Он повесил пиджак в стенной шкаф и прошел по коридору в гостиную. Кьяра, которая удобно устроилась в мягком кресле, подняла голову от раскрытой книги, лежавшей у нее на коленях.
Войдя в комнату, он машинально включил свет у нее над головой.
— Ты что, хочешь ослепнуть? — спросил он, наверное, в семисотый раз.
— Ой, папа, я и так все вижу.
Он наклонился и поцеловал ее в личико, поднятое к нему.
— А что ты читаешь, мой ангел?
— Эту книжку мне дала мама. Клевая история. Тут про гувернантку, которая пошла работать к одному дядьке, и они влюбились друг в друга, но у него на чердаке жила взаперти сумасшедшая жена, ну вот они и не могли пожениться, хотя и сильно любили друг друга. Я как раз дочитала дотуда, где пожар. Вот бы она сгорела!
— Кто бы сгорел, Кьяра? — спросил он. — Гувернантка или жена?
— Жена, глупый.
— Почему?
— Тогда Джейн Эйр, — ответила она, превратив это имя в кашу, — сможет выйти замуж за мистера Рочестера. — С этим именем она расправилась точно так же.
Брунетти хотел было задать еще вопрос, но девочка уже вернулась к пожару, и он пошел в кухню, где Паола стояла, нагнувшись к открытой дверце стиральной машины.
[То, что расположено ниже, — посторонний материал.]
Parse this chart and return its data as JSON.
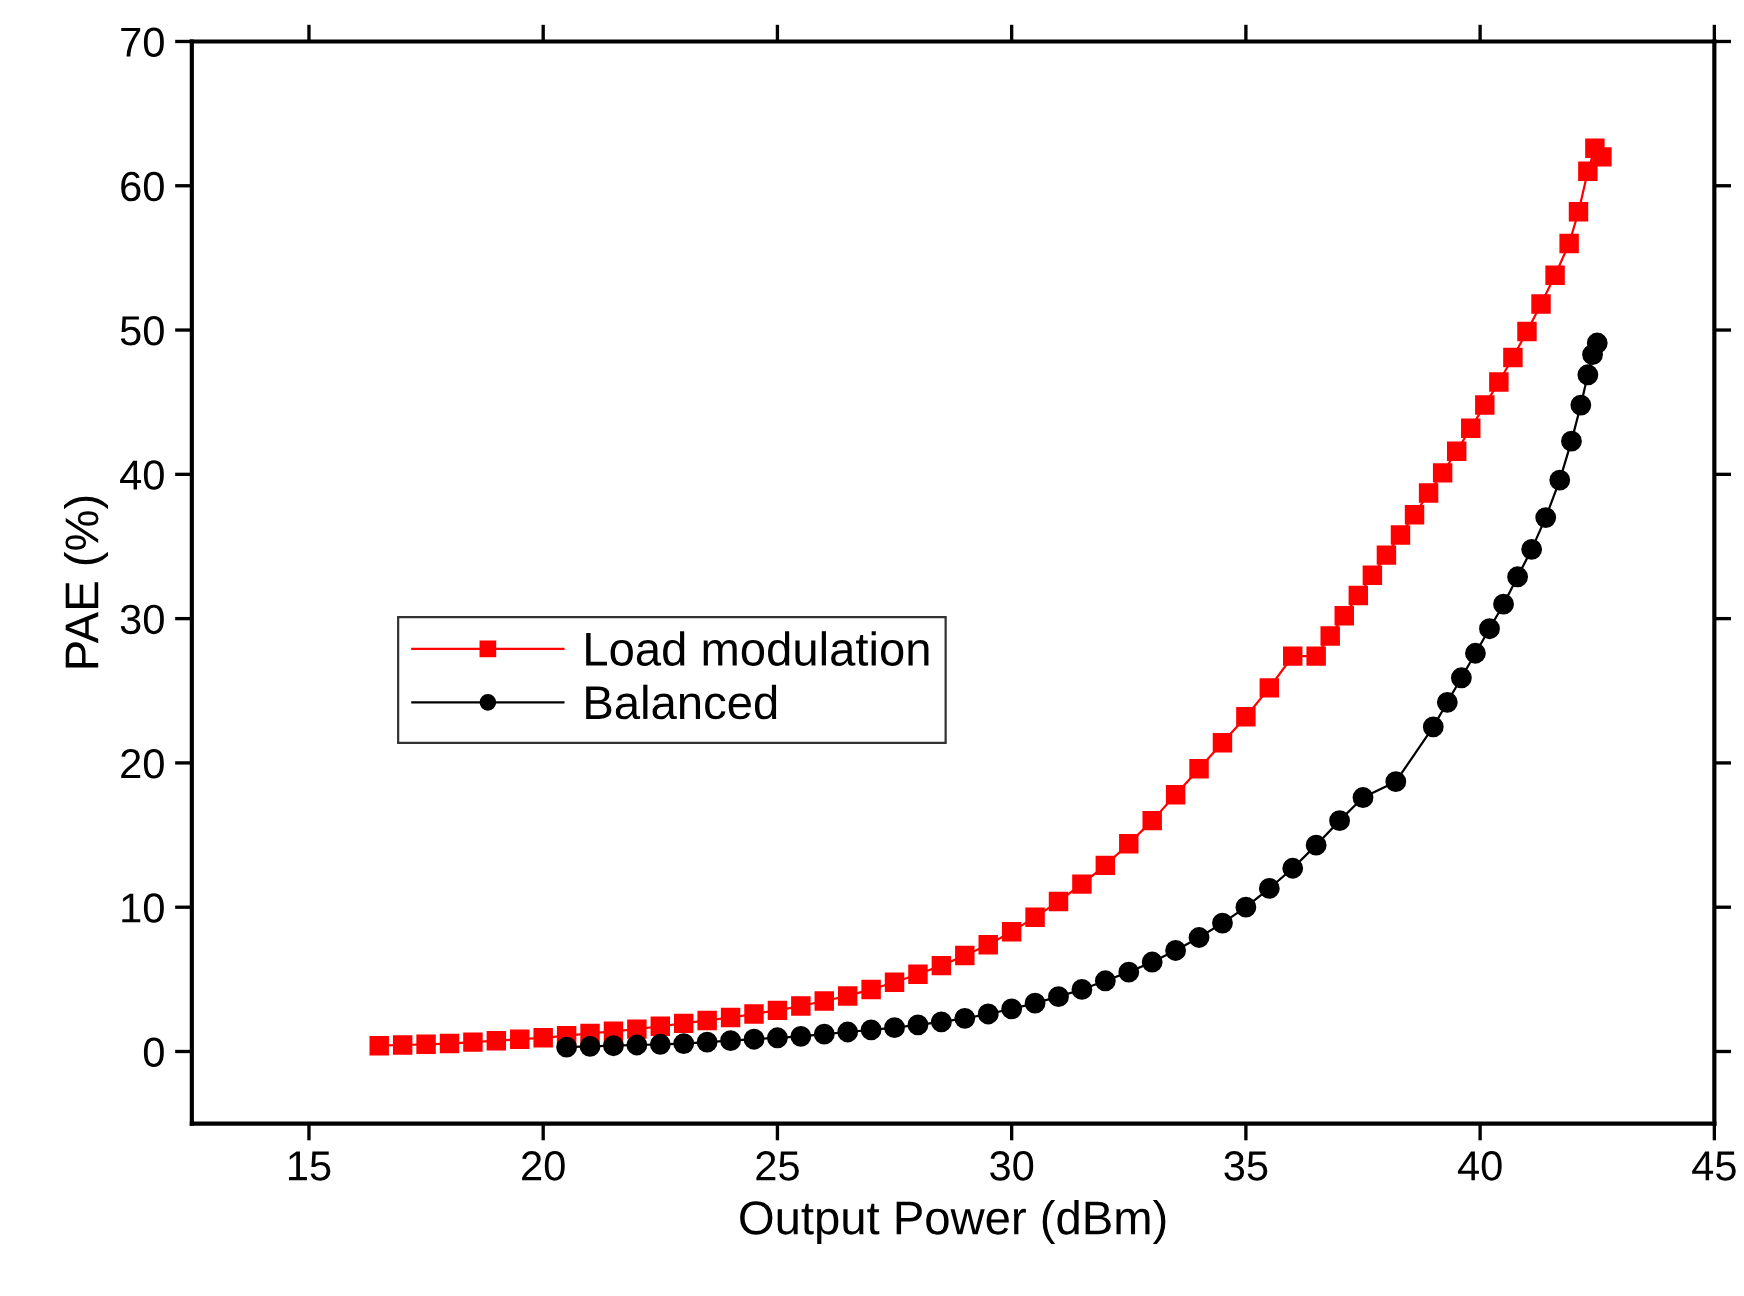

— Чао, Гвидо, — сказала она, выпрямляясь. — Обед через десять минут. — Она поцеловала его, повернулась к плите, где в луже масла подрумянивался лук.
— У меня только что состоялась литературная дискуссия с нашей дочерью, — сказал он. — Она объясняла мне замысел великого произведения английской классической литературы. Наверное, для нее было бы лучше, если бы мы заставляли ее смотреть бразильские мыльные оперы. Она с головой ушла в пожар, который убьет миссис Рочестер.
— Ах, да ну тебя, Гвидо. Все уходят с головой в пожар, когда читают «Джейн Эйр». — Она помешала ломтики лука на сковородке и добавила: — По крайне мере когда читают в первый раз. И только гораздо позже понимают, какая на самом деле хитрая и лицемерная сучонка эта Джейн Эйр.
— Это что же, такие идеи ты преподносишь своим студентам? — спросил он, открывая шкафчик и доставая бутылку «Пино Нуар».
Рядом со сковородкой, стоявшей на огне, лежала на тарелке уже нарезанная ломтиками печенка. Паола поддела эти ломтики шумовкой и шлепнула их на сковородку, потом отступила, чтобы не попасть под брызги масла. Она пожала плечами. Занятия в университете только что возобновились, и ей явно не хотелось в свободное время думать о студентах.
Помешав на сковородке, она спросила:
— Какая из себя эта капитан-доктор?
Брунетти достал два стакана и налил вина и ей, и себе. Прислонившись к столу, он протянул Паоле стакан, выпил немного и ответил:
— Очень молодая и очень нервная. — Видя, что Паола все еще помешивает печенку, он добавил: — И очень хорошенькая.
Услышав это, она выпила вина и посмотрела на Брунетти, держа стакан в руке.
— Нервная? Что это значит? — Она еще выпила вина, подняла стакан к свету и сказала: — Это не такое хорошее, как то, что мы получили от Марио, верно?
— Да, — согласился он. — Но твой кузен Марио так озабочен тем, чтобы сделать себе имя в международной торговле вином, что ему недосуг выполнять такие маленькие заказы, как наши.